Now, however, valuations in the developed markets fully reflect the benefits of a lower discount factor. The tailwinds of accommodative central bank policies are fading and may even be disappearing: We have reached the watershed of negative interest rates in many countries and wonder if they are helpful at all, as they are accompanied by tighter financial conditions.

Just as these tailwinds abate, the outlook for emerging markets is improving. Of course, some risks remain. While the C’s (China, central banks and commodities) are calmer, we will have to watch for potential storms, including faster-than-expected depreciation in the yuan or another sudden fall in oil prices.

Earlier in the year, we were cautious toward emerging markets but kept an open mind. Now we think the time has come to actively engage.

DISCLOSURES

All investments contain risk and may lose value. Equities may decline in value due to both real and perceived general market, economic and industry conditions. Investing in the bond market is subject to risks, including market, interest rate, issuer, credit, inflation risk, and liquidity risk. The value of most bonds and bond strategies are impacted by changes in interest rates. Bonds and bond strategies with longer durations tend to be more sensitive and volatile than those with shorter durations; bond prices generally fall as interest rates rise, and the current low interest rate environment increases this risk. Current reductions in bond counterparty capacity may contribute to decreased market liquidity and increased price volatility. Bond investments may be worth more or less than the original cost when redeemed. Investing in foreign-denominated and/or -domiciled securities may involve heightened risk due to currency fluctuations, and economic and political risks, which may be enhanced in emerging markets.
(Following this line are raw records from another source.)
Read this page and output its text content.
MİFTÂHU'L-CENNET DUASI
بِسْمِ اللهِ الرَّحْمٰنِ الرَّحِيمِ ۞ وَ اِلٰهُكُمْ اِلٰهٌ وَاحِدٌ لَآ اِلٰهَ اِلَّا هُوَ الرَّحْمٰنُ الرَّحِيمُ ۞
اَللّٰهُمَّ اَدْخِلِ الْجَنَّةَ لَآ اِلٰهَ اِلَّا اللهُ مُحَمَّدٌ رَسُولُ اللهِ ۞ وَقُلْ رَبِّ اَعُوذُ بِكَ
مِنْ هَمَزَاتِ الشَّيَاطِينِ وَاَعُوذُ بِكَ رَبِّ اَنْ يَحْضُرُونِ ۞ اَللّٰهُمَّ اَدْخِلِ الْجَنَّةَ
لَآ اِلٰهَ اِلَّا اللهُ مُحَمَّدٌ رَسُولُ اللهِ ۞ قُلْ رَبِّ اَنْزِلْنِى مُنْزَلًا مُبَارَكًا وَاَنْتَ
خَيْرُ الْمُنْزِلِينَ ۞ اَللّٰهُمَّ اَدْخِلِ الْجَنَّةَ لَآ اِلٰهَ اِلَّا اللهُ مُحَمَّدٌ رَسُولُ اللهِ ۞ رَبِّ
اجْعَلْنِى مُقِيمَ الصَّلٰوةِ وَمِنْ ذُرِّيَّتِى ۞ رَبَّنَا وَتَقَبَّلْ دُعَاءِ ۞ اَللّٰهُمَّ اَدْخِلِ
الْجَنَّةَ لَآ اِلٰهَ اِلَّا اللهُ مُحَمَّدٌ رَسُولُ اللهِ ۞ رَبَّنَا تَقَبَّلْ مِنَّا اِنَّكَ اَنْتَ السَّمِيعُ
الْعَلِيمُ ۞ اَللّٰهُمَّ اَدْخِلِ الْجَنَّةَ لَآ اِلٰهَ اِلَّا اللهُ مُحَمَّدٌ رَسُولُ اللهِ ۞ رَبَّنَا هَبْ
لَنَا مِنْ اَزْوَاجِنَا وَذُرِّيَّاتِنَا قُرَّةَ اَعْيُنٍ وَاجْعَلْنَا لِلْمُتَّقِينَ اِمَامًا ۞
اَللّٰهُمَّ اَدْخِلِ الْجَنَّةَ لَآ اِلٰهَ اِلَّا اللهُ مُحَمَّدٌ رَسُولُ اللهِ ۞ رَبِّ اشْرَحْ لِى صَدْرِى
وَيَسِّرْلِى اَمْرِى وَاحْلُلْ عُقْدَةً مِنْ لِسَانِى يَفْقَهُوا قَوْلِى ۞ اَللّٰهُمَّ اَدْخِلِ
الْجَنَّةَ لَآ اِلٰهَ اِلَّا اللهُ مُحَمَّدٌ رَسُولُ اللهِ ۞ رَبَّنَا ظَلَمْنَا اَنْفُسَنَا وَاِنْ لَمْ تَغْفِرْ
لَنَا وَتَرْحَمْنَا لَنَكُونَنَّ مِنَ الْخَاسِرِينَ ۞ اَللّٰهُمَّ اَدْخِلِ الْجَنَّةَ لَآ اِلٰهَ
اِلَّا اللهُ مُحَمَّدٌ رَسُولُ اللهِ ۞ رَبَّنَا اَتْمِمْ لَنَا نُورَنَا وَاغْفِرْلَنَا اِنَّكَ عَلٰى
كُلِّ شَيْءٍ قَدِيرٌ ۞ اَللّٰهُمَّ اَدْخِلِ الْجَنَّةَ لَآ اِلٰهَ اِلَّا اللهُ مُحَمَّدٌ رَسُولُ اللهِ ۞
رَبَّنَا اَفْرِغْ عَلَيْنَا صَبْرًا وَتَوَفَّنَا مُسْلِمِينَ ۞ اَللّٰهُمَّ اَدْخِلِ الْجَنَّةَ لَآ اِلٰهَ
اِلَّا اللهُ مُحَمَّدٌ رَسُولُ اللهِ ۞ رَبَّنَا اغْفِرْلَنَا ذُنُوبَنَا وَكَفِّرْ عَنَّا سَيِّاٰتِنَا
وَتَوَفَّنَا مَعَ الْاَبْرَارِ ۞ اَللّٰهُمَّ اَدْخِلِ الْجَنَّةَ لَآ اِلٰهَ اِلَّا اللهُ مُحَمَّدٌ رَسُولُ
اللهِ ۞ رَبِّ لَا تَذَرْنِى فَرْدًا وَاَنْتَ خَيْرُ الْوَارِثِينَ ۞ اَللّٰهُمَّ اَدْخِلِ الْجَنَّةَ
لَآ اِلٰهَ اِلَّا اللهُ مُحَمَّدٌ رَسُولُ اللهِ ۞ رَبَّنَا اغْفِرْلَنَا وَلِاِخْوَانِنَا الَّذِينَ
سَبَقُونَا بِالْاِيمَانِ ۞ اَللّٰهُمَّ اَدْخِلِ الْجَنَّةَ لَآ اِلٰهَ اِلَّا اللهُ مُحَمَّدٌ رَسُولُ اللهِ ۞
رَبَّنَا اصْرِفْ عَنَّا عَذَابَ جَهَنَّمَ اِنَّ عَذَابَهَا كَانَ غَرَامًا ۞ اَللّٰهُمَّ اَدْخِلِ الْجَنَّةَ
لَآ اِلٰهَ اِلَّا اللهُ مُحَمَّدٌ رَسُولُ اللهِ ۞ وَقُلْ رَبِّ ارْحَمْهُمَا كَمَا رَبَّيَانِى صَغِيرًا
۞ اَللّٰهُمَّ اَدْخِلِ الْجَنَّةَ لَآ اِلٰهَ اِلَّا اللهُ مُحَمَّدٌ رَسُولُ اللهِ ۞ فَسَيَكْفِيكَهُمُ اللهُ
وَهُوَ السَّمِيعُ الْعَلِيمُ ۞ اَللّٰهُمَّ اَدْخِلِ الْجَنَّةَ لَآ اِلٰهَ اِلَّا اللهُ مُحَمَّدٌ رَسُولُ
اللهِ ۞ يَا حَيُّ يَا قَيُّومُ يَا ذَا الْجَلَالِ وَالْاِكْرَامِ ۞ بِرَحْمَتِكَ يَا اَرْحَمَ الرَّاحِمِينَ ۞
Currency rates may fluctuate significantly over short periods of time and may reduce the returns of a portfolio. There is no guarantee that these investment strategies will work under all market conditions or are suitable for all investors and each investor should evaluate their ability to invest long-term, especially during periods of downturn in the market. Investors should consult their investment professional prior to making an investment decision.